Matters of church and state appear poised to collide in the corridors of a Vancouver Island hospital.
And it really is a question of life and death.
On one side you have the Catholic church, owners of St. Joseph’s Hospital in Comox, which says the facility’s rejection of doctor-assisted death on its premises is a matter of faith and should be allowed to stand on those grounds.
On the other side you have a Comox doctor and his supporters who say assisted dying is now a court-mandated right, one that Canadians should be able to access in all publicly funded hospitals.
And sitting ringside is Island Health, which is prepared to support St. Joseph’s in its position, at least until politically ordered to do otherwise.
“If an Island Health facility such as a religiously-affiliated hospital does not want to perform the service, we will work with the facility, patient, family, care providers and others in finding alternative locations and providers,” the health authority said in a statement released Friday to Black Press.
The Supreme Court legalized doctor-assisted dying in a landmark February 2015 ruling that will go into effect in June of this year.
As the federal government works on massaging that ruling into law, Comox general practitioner Dr. Jonathan Reggler is lobbying hard to make sure that law applies to hospitals across the board.
He believes leaving a loophole for faith-based institutions will create inequities for smaller communities like the Comox Valley that are only served by a single, faith-based hospital. He predicts patients being transported away from their families to hospitals in Campbell River or Nanaimo, and their care turned over to an unfamiliar team of doctors and nurses, when there is no good medical reason to do so.
“It’s something rather disturbing that we can boot someone because it doesn’t suit the doctrine of the hospital,” he said. “This is not about church-bashing. There is no place for a faith-based organization to assert its will over the Charter of Rights.”
St. Joseph’s CEO Jane Murphy said her organization is awaiting legislative guidance, but the views of the church are clear.
“We can’t speculate as to the finer points of what the legislation may look like. Our position on physician-assisted death is consistent with the Catholic Health Care Ethical Guidelines, and St. Joseph’s will not be providing or promoting physician-assisted death,” she said in a prepared statement. “We are hopeful that legislation will respect the diverse perspectives on physician-assisted death.”
Reggler said the lawmakers and the policy makers need to recognize that even though the church owns the hospital’s bricks and mortar, it serves a larger community. He said just 12 per cent of the community is Catholic, while 87 per cent of British Columbians support doctor-assisted dying.
And while St. Joseph’s is Vancouver Island’s only Catholic hospital, the Comox situation is repeated in many communities across Canada and affects several big city hospitals as well.

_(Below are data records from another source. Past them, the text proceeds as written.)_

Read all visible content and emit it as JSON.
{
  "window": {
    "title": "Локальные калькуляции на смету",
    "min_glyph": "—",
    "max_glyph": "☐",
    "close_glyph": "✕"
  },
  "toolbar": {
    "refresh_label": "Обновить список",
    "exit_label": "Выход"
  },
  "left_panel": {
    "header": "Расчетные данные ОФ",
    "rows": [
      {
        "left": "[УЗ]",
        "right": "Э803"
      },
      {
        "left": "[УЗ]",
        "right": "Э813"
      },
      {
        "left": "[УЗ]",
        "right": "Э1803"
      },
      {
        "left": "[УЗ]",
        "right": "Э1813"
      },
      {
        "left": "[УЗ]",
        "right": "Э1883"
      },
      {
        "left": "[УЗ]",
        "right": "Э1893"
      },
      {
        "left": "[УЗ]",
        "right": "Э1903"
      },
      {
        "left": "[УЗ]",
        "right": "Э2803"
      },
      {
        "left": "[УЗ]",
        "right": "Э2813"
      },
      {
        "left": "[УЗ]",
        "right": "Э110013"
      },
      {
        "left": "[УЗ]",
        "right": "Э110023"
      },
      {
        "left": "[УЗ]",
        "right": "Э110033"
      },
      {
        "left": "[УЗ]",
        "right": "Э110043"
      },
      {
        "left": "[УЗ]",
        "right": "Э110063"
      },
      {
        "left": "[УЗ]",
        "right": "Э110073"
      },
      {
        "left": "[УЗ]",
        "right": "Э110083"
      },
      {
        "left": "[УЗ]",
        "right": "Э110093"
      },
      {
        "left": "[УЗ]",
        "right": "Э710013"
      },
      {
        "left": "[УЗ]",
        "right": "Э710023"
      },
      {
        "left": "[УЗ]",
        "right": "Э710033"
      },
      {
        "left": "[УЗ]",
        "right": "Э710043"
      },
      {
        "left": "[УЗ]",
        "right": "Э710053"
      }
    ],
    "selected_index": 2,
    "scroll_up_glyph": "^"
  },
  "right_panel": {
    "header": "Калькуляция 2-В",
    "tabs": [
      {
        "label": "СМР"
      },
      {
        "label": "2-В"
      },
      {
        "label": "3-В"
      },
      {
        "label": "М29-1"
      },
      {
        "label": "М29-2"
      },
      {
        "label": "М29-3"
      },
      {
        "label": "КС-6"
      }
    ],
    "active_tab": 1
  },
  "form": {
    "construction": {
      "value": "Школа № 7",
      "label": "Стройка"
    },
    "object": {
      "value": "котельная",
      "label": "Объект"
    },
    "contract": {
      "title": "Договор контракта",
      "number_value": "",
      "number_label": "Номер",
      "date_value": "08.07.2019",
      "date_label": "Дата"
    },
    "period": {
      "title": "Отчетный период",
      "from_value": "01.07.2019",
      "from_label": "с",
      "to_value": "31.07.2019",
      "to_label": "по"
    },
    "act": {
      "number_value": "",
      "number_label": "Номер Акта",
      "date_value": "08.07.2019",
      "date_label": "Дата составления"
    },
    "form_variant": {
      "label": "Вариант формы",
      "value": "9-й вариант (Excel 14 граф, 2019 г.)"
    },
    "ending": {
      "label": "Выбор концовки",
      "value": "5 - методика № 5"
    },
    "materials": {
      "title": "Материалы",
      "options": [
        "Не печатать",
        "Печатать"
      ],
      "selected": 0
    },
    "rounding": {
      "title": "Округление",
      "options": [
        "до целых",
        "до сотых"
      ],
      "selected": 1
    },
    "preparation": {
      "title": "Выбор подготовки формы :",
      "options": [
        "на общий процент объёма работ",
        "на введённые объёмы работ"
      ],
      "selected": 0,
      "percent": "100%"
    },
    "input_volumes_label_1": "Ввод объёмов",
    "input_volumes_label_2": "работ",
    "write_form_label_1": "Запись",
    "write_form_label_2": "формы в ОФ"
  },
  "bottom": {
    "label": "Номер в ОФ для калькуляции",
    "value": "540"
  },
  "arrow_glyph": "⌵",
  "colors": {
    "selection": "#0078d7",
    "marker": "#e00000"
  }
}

He said he support’s the most recent recommendations of the federal committee drafting the new law and encourages Vancouver Islanders to lobby their MPs directly and through the website dyingwithdignity.ca to see them adopted.
“The whole point of what I’m doing is that it is crucial that all publicly funded hospitals be required to provide this service,” he said. “The hospital would prohibit it unless ordered otherwise.
Murphy said the hospital remains committed to providing exemplary care to those nearing the end of their lives.
“We will continue to emphasize compassionate end-of-life care through palliative and hospice care approaches and we will work within the legislative framework that is developed,” she said.
Reggler agreed that the end-of-life care provided at St. Joseph’s is excellent, but said there is an opportunity here to make it better that shouldn’t be missed.
“We will have in this community a few people who will die at St. Joseph’s in pain and distress and they did not need to. And it will happen.”
Assisted dying rules followed by Island Health
The Vancouver Island Health Authority has issued a statement on how it plans to deal with Vancouver Island-based doctor-assisted dying requests prior to June
“During the interim period before the federal government brings in legislation later this spring, the courts will ensure appropriate safeguards are in place if someone was to seek a physician-assisted death. No physician can engage in assisted dying unless there is an exemption granted by court order.
“In addition, both the B.C. Courts and the College of Physicians and Surgeons have published guidelines regarding safe and appropriate access to physician-assisted death during the interim period. These include requirements that two physicians submit evidence as part of a court application and that physicians must have the appropriate skills, training and competencies to carry out this service.
“In the event health authorities, including Island Health, became aware of an application for a physician-assisted death in our facilities, we would liaise with the Ministry of Health and follow processes set out by the courts, the college, the Ministry and any other regulatory agencies.”